Mike Blain's characterization of the relationship between Labor and the Democratic Party as an abusive relationship is a good one. The sick co-dependency of labor leaders with the Democrats is wrecking the lives of brother and sister union members and hurting our children. Everyone from Washington Governor Mike Lowry to Seattle Mayor Norm Rice to almost our entire congressional delegation trumpeted NAFTA as good for Washington business and good for labor. Yet, Washington has been one of the hardest hit states in terms of NAFTA-related job losses. It's time to do what we would tell any battered spouse to do, get the hell out while we are still alive. Let's stop the domestic violence against labor and divorce the Democrats.
In this fall's election campaign, politicians line up to plead that, without labor's vote, they couldn't get elected. They are right. We have the power, and it is time to use it for our benefit, not theirs. What do we have to lose by the demise of the Democratic Party? Who needs its attacks on public workers, welfare moms, immigrants, youth of color, and labor unions? I am a member of Labor Party Advocates who disagrees strongly with LPA's announced strategy of building a Labor party while continuing to support the Democrats. Local, state, and national labor orgnizations need to run independent labor candidates now, candidates who will make laws for us and aggressively expose the pro-business and anti-labor program and practices of the Democratic and Republican parties.

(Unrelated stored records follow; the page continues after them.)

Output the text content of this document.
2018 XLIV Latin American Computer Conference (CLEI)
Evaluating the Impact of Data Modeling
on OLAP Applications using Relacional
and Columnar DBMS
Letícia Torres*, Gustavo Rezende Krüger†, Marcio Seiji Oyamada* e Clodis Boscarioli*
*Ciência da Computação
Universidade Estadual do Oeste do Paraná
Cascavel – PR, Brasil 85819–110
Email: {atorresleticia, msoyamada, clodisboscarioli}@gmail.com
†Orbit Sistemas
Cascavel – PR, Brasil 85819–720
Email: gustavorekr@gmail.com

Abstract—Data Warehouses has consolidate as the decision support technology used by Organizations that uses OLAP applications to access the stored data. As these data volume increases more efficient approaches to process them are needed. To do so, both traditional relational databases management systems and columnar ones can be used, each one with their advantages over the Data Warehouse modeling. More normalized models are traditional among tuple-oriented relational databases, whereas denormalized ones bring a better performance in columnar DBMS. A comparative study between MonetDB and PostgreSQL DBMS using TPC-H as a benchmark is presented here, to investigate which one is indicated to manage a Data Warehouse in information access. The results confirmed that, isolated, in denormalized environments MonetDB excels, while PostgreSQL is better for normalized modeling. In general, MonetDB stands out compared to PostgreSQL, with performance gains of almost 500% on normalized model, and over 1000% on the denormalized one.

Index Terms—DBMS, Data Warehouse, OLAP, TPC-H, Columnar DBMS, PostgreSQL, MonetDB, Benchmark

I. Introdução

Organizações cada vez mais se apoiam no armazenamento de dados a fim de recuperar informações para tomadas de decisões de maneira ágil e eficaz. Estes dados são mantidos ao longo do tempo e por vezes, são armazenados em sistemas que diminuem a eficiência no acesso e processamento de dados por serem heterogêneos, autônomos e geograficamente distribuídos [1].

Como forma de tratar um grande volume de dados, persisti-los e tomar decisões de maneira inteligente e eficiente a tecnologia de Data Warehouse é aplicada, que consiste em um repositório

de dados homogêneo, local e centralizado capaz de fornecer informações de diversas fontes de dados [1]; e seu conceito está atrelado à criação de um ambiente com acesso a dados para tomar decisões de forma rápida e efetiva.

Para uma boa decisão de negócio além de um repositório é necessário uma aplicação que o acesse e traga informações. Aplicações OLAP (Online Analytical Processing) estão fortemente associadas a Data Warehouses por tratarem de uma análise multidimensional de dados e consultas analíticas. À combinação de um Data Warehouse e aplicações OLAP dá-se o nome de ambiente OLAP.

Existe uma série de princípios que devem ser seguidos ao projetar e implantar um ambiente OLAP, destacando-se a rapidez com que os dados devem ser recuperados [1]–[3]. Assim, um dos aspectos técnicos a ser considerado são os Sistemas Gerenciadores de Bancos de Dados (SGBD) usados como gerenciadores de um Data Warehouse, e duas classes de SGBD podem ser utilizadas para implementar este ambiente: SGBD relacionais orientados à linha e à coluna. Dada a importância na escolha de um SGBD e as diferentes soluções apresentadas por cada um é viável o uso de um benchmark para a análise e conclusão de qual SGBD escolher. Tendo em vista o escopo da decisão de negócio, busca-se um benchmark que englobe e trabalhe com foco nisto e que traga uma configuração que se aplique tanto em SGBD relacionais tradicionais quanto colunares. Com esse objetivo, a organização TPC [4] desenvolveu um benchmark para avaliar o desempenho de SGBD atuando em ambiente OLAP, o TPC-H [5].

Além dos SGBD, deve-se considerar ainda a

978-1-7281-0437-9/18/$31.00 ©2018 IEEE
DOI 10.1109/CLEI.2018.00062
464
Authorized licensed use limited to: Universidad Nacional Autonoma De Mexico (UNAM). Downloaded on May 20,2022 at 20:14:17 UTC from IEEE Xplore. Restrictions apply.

We can and will win out, because a labor party will represent the interests of the overwhelming majority of people, not the privileged few.
Dear Editor: I would especially like to thank you for carrying the article about Doug Wood and his solar steam project. (August/ September 1994) I wish to second what he has to say. I am also an inventor in solar technology, and have had the exact same problems of market closure, deprivation of capital, and campaigns to discredit. One such invention is a solar cooker with rapid cooking time. One other invention I'm marketing is the concept of preheating air by solar energy prior to combustion. In effect, instead of mixing cold air with fuel, you now mix hot air. It is the principle of solar power turbocharging, and if hooked up to all the refineries in the U.S. it would bring the U.S. off foreign oil within a few years.
Nationwide there are over 7000 patents on solar energy, don't tell me that none of them are profitable, they are. The good news is that many of these patents are now expiring, past their 17 year limit, so much of this Jimmy Carter-era research is now coming into the public domain, available for small business. The bad news is that large corporations did indeed buy up the patent rights and shelve the technology.
It is very obvious why these solar inventions were shelved, just like the oil companies shut down the nation's streetcar system during the Eisenhower administration. Large corporations already have extensive investments in existing technology, and such a radical "free enterprise" competition would cause bankruptcy of existing investment, such as what has happened with nuclear power.
We are kidding ourselves if we think governments can do everything, private industry needs to kick in somewhere, and solar is just like any other business, employing people, paying taxes, selling products, quality control, etc.... if the industry was ever given a chance.
If I and other inventors do not have that opportunity, we will be forced to go overseas, and take the jobs with us. There is no reason why the Northwest could not become the hub of alternative energy manufacturing.